Yesterday Wilson preached at City Church, part of an ongoing conversation about what “inclusion” might look like (sermon audio here).
There were two parts of his sermon that resonate with some themes I have been working out here on the blog over the past several years. The one I want to engage today is this (I discuss the second theme in a later post, here):
Knowing what you believe about something does not tell you what you should do about it–especially with respect to people who do not share your conviction.
I have talked about this before as we have had some discussions about what it means to hold a traditional position in a society that does not identify as Christian.
The imperative to love our neighbor as ourself is a weighty one that demands serious introspection. What civil liberties would we want our religiously motivated neighbor to take away from us to keep us from going about life in the way that they think is pleasing to God?
The answer to that question (i.e. none whatsoever) should guide our own actions as we strive to love neighbor in the public sphere.
Wilson encourages us to ask this question of our life together in the church.
The sermon he preached yesterday threaded together various themes from A Letter to My Congregation. He focused on the imperative of Christian community Paul develops in Romans 14.
What’s happening in Romans 14 is not a call to affirmation. It is a call to acceptance.
There, Paul addresses issues of food consumption and holy days. The conservatives, the ones with the Bible on their sides, avoid meat (probably due to concerns over the meat’s association with sacrifice) and observe holy days. No doubt Sabbath is included here. That is, one of the Ten Commandments.

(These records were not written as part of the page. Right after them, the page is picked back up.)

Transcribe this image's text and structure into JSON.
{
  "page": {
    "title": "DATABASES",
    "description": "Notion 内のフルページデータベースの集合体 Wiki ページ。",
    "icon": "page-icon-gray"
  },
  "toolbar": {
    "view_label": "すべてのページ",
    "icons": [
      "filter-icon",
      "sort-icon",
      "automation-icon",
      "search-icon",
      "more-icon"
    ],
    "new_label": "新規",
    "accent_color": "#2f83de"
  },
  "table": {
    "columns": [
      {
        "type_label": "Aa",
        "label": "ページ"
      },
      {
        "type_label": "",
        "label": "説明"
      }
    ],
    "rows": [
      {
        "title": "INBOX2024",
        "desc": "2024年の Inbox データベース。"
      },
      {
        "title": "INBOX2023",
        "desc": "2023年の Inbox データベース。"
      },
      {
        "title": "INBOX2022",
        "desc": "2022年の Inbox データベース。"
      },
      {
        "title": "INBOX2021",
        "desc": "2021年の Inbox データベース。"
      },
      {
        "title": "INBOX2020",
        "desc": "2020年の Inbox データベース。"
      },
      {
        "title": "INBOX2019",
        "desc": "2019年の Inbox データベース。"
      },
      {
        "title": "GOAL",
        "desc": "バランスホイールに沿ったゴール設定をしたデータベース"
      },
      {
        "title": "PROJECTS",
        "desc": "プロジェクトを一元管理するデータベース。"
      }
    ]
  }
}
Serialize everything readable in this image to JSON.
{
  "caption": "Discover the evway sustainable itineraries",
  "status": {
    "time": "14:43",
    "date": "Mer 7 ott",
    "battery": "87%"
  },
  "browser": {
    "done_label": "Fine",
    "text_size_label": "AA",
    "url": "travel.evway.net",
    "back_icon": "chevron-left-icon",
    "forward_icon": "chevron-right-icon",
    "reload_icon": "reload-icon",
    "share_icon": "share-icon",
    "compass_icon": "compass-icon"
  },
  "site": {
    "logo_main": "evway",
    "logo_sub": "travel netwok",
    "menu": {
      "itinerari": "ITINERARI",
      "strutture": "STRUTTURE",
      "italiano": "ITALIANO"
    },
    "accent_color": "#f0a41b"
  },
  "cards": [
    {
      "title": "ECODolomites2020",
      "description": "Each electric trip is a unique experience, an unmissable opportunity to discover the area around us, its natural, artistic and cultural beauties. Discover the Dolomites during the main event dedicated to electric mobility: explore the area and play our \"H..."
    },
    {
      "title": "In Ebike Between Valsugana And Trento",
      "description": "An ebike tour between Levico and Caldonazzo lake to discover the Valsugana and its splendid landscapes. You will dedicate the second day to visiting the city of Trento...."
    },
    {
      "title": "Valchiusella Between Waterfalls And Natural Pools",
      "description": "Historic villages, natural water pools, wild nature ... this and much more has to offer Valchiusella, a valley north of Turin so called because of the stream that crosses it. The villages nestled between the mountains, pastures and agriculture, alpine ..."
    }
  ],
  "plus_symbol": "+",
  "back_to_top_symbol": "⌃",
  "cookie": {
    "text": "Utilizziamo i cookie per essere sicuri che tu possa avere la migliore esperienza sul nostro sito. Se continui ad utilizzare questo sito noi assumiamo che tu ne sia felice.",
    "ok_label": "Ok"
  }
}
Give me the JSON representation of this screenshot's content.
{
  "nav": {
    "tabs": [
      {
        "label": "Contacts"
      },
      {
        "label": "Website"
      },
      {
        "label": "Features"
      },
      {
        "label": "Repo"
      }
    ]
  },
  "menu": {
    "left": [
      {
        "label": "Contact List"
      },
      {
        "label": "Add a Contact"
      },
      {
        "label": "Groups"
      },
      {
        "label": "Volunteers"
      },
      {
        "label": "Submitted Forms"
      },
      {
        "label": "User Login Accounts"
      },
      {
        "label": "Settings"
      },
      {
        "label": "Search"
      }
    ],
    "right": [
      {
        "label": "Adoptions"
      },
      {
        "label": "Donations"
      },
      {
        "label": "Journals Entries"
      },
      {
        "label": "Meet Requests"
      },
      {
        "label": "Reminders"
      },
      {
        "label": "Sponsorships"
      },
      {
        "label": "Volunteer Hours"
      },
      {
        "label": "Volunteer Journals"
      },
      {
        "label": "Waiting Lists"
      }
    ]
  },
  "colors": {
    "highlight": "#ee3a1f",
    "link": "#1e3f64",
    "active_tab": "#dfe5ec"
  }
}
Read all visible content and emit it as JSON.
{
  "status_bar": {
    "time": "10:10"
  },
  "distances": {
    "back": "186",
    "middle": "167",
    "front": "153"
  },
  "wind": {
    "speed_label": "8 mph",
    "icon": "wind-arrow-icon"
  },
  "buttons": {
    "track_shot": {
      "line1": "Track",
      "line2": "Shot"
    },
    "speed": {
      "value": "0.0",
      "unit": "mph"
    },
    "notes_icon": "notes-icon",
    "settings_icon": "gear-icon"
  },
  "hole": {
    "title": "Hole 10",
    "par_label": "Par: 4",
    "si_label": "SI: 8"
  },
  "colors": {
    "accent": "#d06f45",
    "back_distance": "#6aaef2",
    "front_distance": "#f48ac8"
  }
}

Wilson’s point, and historically I think he is correct, is that these were not dispensable “ceremonial” issues to the Jewish believers in Rome. These were core issues about fidelity to and worship of the only true God.
The point here is that the issues of dispute were ones over which “the weak” had the better biblical grounds. And yet, Paul calls the parties of the dispute to recognize in one another those who have also been gathered together under Jesus’s lordship.
Wilson did well to underscore that the weak are not being asked to abandon their convictions. And, on the other side, the “strong” who eat everything are not being called on to abandon their freedom.
Paul is presenting them with something else to consider in addition to their respective positions. Beyond, “What do you think, and how do you practice your faith before God?” is the additional question, “What does this mean for people who disagree with you?”
Here, Paul is saying, there is a vocation to express and live into the unity of the family. We don’t treat each other with condescension (ye strong!) or condemnation. We trust that each of us is striving to give faithfully, knowing that we will be answerable to our common Lord.
In Jesus Have I Loved, but Paul? I suggested that the one truly new thing that the church has to learn how to deal with is the presence of Jesus-following LGBTQ Christians. Although they have no doubt always existed, it is only in this generation that we are having to confront the reality that God is calling such people into Christ, and they are answering that call and following Christ–as LGBTQ people (sexuality and all).
This is what Wilson is asking us to take seriously: what does it mean to call people sister or brother, to see the Spirit of God at work in them, and then to begin the process of figuring out what this means for the composition of our Christian communities?
Contrary to our gut instinct (on both sides of many debates), scripture does not provide a clear directive that tells us to separate and create a people of purity every time we differ. And when the Spirit of God shows us that God is at work in people, the urge to differentiate ourselves must be contained and quieted.
Holding a certain view does not immediately tell us what we must then do with respect to those who differ from us. That is its own important, subsequent question.
This is the third way that Wilson is drawing us into: not one in which mutual acceptance is a concession to the progressives, but one in which we do no see our differing positions as reasons to impede the goal of God in Christ, to have one people, with one voice, glorifying our God and Father (Rom 15).